Esta derrota se presenta como un jalón en la lucha por la democracia. Así lo dicen ahora, con motivo de su aniversario, incluso las instituciones estatales que entonces masacraron a los proletarios. Así lo dice el nuevo oportunismo morado y su «izquierda»… Y tienen razón. Vitoria fue un jalón en la lucha de la burguesía por consolidar la democracia, sistema que encubre las contradicciones que el capitalismo genera entre las clases sociales y que pretende resolverlas fuera del terreno de la lucha entre estas clases, colocando al Estado de clase de la burguesía como garante del desarrollo armónico de la sociedad al cual es necesario someter todos los impulsos «particulares» del proletariado. Pero para la clase proletaria, sumida en una derrota de la cual Vitoria, de nuevo, fue un jalón - ni su principio ni su fin- los sucesos de  Vitoria representan el límite que inevitablemente deberá superar para ser capaz de abatir definitivamente al sistema capitalista, que demuestra día tras día que sólo le depara una vida cada vez más miserable, sometida a la esclavitud salarial y al despotismo de la burguesía en todos los aspectos de su existencia. Para superar este límite, y esto es algo que no está hoy a la vuelta de la esquina pero que indudablemente se planteará antes o después (cuando el mundo capitalista acabe por mostrar a las claras que para él el proletariado es únicamente carne de cañón para explotar en el proceso de extracción de plusvalía o en las guerras imperialista por el mercado internacional que cada vez se muestran más cercanas) el proletariado deberá afrontar como una condición esencial la lucha contra la democracia, contra la mitología democrática que le encadena a su enemigo de clase, al respeto a sus instituciones de gobierno y a los intereses superiores de la economía nacional.
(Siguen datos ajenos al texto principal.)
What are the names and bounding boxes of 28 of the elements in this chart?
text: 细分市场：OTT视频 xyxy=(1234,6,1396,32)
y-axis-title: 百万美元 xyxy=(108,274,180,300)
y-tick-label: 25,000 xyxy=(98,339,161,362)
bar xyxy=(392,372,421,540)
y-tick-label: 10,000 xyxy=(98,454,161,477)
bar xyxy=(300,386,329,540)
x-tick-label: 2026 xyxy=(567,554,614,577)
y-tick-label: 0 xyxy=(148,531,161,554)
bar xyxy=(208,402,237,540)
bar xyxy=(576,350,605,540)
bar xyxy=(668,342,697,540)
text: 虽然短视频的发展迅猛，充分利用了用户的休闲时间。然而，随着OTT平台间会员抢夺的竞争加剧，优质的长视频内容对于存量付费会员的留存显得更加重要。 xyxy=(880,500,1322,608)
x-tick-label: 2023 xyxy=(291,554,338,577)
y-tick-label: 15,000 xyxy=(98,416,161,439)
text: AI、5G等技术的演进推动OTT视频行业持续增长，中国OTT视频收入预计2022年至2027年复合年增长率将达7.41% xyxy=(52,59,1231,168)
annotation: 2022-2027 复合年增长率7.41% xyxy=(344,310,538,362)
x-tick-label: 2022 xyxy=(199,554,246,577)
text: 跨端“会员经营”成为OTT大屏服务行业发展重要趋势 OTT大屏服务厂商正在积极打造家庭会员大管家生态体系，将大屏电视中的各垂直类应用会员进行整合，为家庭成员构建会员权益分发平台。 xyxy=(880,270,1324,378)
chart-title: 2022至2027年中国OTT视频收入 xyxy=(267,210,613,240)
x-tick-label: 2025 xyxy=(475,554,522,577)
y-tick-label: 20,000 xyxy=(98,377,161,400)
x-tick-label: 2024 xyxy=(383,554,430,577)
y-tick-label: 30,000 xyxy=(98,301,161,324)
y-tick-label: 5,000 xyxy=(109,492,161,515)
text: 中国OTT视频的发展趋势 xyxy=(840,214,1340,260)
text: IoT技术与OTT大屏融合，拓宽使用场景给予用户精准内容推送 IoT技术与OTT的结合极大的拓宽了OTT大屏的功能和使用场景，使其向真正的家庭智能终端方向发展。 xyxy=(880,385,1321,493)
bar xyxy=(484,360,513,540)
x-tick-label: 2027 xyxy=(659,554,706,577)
El proletariado deberá luchar abiertamente contra quienes buscan conducir la tensión social dentro de los límites funestos de la conciliación entre las clases, especialmente contra aquellos que pretenden hacerlo desde dentro de sus propias filas enar-bolando banderas ajenas a la lucha de clase con las que prometen mejoras sin lucha y victorias sin enfrentamiento.

El proletariado, en definitiva, deberá recuperar sus armas de clase, las de la lucha abierta tanto en el terreno inmediato de las reivindicaciones económicas como en el general de la lucha política contra el Estado burgués y su democracia.